How schools are tracking students using their mobile phones

Schools are monitoring what students do on their mobile phones using technology that can also disable their cameras. Photo: Supplied
Schools are monitoring what students do on their mobile phones using technology that can also disable their cameras. Photo: Supplied

Australian schools – including one in Bendigo – are tracking what students do on their mobile phones using technology that can also disable their cameras.

In a bid to protect students from pornography, predators and other online dangers, some schools are turning to technology that notifies teachers, parents and welfare staff when students access concerning material on their mobile phones.

But students and privacy experts have raised concerns about the initiative, which they say erodes trust and puts children under unnecessary surveillance.

The surveillance tool, which has been developed by Australian company Family Zone and is being rolled out at 40 schools, can also block students' access to inappropriate internet sites and "distracting" phone apps.

It solves the issue of students bypassing filters on their school's internet network by using their personal phones.

Schools have a duty of care to ensure students don't put themselves at risk, Family Zone vice-president of education Robert Smyth said.

"If something goes wrong with that mobile device and the school has endorsed it then you can imagine there are all sorts of legal implications," he said.

Parents have to give permission for schools to use the technology, and can extend the surveillance into their homes.

It relies on students downloading a tamper-proof phone app, and a portal lets parents see what sites, messages and apps children are accessing. Schools and parents can deactivate the phone's cameras and a sleep timer bars students from accessing the internet at bedtime.

"If the school is having a school swimming gala they don't necessarily want kids taking photos and posting those photos," Mr Smyth said.

Marist College Bendigo decided to roll out the technology after fielding calls from parents who wanted more control over their children's phones.

The school's technology leader Tony Hoye said parents and teachers would soon meet to decide which search terms would trigger an alert to wellbeing staff at the school and families. These might include suicide, eating disorders or the adult dating app Tinder.

"It is always a worry to supply devices to your kids. You don't know what they are up to and when they are at risk," he said. "This gives parents a bit of control back and visibility. The monitoring is to start a conversation between the parent and the child rather than a punishment type of scenario."

But Victorian Student Representative Council executive student Spencer Davis – a Year 11 student at Footscray City College – said the technology undermined children's agency because it did not require their consent. 

"It has an Orwellian feel to it. It's invasive and unfair," he said. 

He said that he had no issue with schools monitoring what students did on their network, but delving into their private devices was concerning. 

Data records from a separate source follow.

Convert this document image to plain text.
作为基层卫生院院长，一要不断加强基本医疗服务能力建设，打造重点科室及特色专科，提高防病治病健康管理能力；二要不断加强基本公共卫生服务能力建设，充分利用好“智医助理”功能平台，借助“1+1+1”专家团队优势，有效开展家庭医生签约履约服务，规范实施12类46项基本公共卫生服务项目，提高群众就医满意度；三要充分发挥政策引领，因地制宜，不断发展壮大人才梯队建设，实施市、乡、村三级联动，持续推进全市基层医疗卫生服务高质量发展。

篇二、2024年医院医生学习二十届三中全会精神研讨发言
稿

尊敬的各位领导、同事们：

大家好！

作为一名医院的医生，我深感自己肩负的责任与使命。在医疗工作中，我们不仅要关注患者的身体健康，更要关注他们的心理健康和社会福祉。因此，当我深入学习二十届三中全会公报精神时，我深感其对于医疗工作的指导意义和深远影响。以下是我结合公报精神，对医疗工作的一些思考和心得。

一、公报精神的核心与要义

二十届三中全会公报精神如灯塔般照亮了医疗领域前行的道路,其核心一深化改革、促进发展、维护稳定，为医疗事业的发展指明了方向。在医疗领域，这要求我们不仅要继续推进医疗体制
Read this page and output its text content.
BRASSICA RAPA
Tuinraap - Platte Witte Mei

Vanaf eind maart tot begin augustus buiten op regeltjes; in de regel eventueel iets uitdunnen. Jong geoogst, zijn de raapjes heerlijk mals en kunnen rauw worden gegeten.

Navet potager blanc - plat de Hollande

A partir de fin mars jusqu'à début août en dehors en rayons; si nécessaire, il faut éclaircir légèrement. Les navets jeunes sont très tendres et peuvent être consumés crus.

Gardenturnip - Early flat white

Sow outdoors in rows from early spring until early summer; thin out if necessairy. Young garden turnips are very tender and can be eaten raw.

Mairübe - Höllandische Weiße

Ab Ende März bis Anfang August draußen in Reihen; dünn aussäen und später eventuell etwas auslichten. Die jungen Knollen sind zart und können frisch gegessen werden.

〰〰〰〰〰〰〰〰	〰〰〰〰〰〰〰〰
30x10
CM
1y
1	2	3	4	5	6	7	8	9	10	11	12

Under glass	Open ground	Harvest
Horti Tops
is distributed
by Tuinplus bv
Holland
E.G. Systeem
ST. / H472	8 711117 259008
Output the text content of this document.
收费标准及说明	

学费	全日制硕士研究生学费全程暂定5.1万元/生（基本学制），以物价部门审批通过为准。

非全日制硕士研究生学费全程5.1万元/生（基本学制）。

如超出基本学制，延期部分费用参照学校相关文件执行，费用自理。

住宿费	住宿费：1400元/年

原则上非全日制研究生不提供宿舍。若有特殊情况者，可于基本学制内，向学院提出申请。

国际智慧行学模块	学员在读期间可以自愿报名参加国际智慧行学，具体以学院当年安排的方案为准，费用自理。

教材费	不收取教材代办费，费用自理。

Australian Privacy Foundation chair David Vaile described the technology as a "privacy intrusion".

"Kids want to live a separate life to their parents and there is a risk this could isolate young people ... rather than opening up you feel like the object of surveillance."

He said that there was great scope for businesses to "whip up fear" about the online world. 

Invasive school surveillance practices are on the rise, according to University of Adelaide Associate Professor Andrew Hope. These include swipe cards and biometrics which detect when students arrive at school, CCTV and online monitoring.

"In the last five years it has leapt out of the school environment and gone into student's homes, using hardware on their laptops and phones," he said.

While the safety of children is important, Associate Professor Hope said children had a right to privacy and surveillance devices could make them less engaged, stigmatise them and erode trust.